People who make regular periodic payments, such as rent, mortgage, child support or insurance premiums may sometimes fall behind in those payments. When this happens, the amount due but unpaid is called arrears. Most such arrangements have provisions that permit you to return to good standing if you can pay the amount in arrears, which can be calculated relatively easily with simple math and a copy of the payment arrangement.
Locate the document that sets up the payment arrangement, whether it's a housing lease, consumer loan agreement, or court order, and review the payment terms, especially any provisions regarding falling behind. If there are periodic invoices, they will note the amount in arrears, usually called "past due."
Determine the beginning balance of court-ordered payments, such as for child support, as well as the start date, amount of each payment and the frequency of payments. This information can be found on your court order to pay. Multiply the payment amount by the number of payments between the start date and the current date, and add to that figure any amount due at the time of the court order. From this amount, which is the total of all payments scheduled to date, subtract the total of all payments you've made. The difference is the arrears amount.

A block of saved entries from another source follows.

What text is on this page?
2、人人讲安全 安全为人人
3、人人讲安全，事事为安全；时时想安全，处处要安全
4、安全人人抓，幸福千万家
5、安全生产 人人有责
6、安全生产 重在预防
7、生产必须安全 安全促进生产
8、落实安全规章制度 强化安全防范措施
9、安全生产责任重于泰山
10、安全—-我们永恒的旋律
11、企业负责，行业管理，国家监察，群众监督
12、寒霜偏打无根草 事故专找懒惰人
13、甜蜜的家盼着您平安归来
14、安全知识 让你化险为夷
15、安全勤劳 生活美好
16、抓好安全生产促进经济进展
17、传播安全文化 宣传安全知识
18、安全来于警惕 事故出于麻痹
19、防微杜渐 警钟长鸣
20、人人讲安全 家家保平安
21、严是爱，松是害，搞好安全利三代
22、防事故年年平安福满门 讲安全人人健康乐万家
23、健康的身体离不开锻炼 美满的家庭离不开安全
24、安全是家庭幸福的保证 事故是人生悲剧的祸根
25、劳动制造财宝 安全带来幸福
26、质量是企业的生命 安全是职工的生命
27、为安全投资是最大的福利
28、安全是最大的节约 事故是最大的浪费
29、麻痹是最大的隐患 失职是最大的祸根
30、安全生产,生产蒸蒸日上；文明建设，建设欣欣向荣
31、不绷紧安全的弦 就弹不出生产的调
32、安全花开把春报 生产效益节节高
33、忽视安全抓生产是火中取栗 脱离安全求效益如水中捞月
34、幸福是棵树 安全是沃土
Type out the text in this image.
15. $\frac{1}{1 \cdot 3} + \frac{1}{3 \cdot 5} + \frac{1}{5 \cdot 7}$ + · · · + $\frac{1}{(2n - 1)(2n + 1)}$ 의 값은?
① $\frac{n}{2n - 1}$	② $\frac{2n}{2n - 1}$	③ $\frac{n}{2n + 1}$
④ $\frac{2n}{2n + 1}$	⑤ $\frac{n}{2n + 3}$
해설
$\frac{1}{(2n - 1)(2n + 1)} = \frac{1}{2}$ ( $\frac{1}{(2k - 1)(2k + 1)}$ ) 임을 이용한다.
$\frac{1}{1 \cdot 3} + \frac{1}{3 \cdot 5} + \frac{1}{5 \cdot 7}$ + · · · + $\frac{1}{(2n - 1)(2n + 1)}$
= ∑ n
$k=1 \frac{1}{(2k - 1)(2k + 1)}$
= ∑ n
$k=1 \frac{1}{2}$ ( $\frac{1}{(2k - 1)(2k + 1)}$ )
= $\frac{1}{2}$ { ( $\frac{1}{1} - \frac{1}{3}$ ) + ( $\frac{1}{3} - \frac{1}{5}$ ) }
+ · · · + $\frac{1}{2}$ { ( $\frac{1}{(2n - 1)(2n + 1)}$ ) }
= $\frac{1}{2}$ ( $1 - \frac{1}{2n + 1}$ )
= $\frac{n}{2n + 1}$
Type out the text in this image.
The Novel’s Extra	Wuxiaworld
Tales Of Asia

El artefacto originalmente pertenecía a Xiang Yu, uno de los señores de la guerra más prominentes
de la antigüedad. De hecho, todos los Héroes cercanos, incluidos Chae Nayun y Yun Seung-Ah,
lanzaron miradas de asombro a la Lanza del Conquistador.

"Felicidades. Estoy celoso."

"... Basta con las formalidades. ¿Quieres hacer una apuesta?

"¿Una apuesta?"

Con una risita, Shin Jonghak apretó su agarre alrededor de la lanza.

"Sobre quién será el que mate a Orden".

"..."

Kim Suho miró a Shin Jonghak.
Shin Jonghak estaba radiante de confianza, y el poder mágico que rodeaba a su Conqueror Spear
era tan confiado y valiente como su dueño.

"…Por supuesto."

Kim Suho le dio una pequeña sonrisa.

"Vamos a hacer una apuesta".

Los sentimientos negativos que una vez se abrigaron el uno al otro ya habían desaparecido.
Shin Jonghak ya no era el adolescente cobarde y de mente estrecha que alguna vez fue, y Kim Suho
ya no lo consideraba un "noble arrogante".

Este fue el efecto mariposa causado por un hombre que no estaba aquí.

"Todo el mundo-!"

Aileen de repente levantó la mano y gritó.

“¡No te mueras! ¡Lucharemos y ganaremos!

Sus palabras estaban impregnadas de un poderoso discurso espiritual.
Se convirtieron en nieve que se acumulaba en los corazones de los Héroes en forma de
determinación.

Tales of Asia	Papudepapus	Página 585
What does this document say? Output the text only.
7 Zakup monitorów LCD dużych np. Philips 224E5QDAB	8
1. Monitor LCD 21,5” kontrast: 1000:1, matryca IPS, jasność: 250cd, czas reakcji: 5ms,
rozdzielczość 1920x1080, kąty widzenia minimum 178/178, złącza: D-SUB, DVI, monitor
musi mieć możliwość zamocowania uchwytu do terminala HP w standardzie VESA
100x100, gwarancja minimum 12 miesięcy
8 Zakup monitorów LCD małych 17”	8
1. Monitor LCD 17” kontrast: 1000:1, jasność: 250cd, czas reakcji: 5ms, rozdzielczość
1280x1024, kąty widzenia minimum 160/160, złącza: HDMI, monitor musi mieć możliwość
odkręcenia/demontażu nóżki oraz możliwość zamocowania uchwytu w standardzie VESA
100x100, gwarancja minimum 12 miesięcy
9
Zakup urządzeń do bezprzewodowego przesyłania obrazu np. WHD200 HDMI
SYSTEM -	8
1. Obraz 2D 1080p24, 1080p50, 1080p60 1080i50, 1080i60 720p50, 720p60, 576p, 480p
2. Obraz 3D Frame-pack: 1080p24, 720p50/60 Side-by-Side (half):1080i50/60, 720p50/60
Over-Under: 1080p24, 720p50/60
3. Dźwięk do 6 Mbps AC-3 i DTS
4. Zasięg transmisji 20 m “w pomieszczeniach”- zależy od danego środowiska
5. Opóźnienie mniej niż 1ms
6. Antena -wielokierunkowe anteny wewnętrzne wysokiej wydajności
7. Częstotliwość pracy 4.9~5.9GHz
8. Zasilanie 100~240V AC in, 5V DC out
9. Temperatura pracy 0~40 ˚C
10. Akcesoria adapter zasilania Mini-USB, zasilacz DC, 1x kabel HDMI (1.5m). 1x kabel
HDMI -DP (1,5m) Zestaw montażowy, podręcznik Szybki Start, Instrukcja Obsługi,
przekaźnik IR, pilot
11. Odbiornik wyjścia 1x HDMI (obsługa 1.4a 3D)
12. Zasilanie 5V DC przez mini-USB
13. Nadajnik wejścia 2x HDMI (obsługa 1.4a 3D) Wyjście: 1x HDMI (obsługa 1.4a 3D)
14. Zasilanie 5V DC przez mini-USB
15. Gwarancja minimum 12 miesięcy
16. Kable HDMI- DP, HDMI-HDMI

Calculate your arrears for payments such as rent, insurance premiums, tuition payments and the like by multiplying the monthly amount by the number of months unpaid, plus any late fees or other penalties. Subtract from this figure any partial payments you have made since the last month for which you paid in full. The result is your arrears. Note that most lenders will keep you informed as to the size of your arrears in the event you fall behind; however, many mortgage lenders, once you fall in arrears, will not accept partial payments, but will only accept payments that will bring your account current.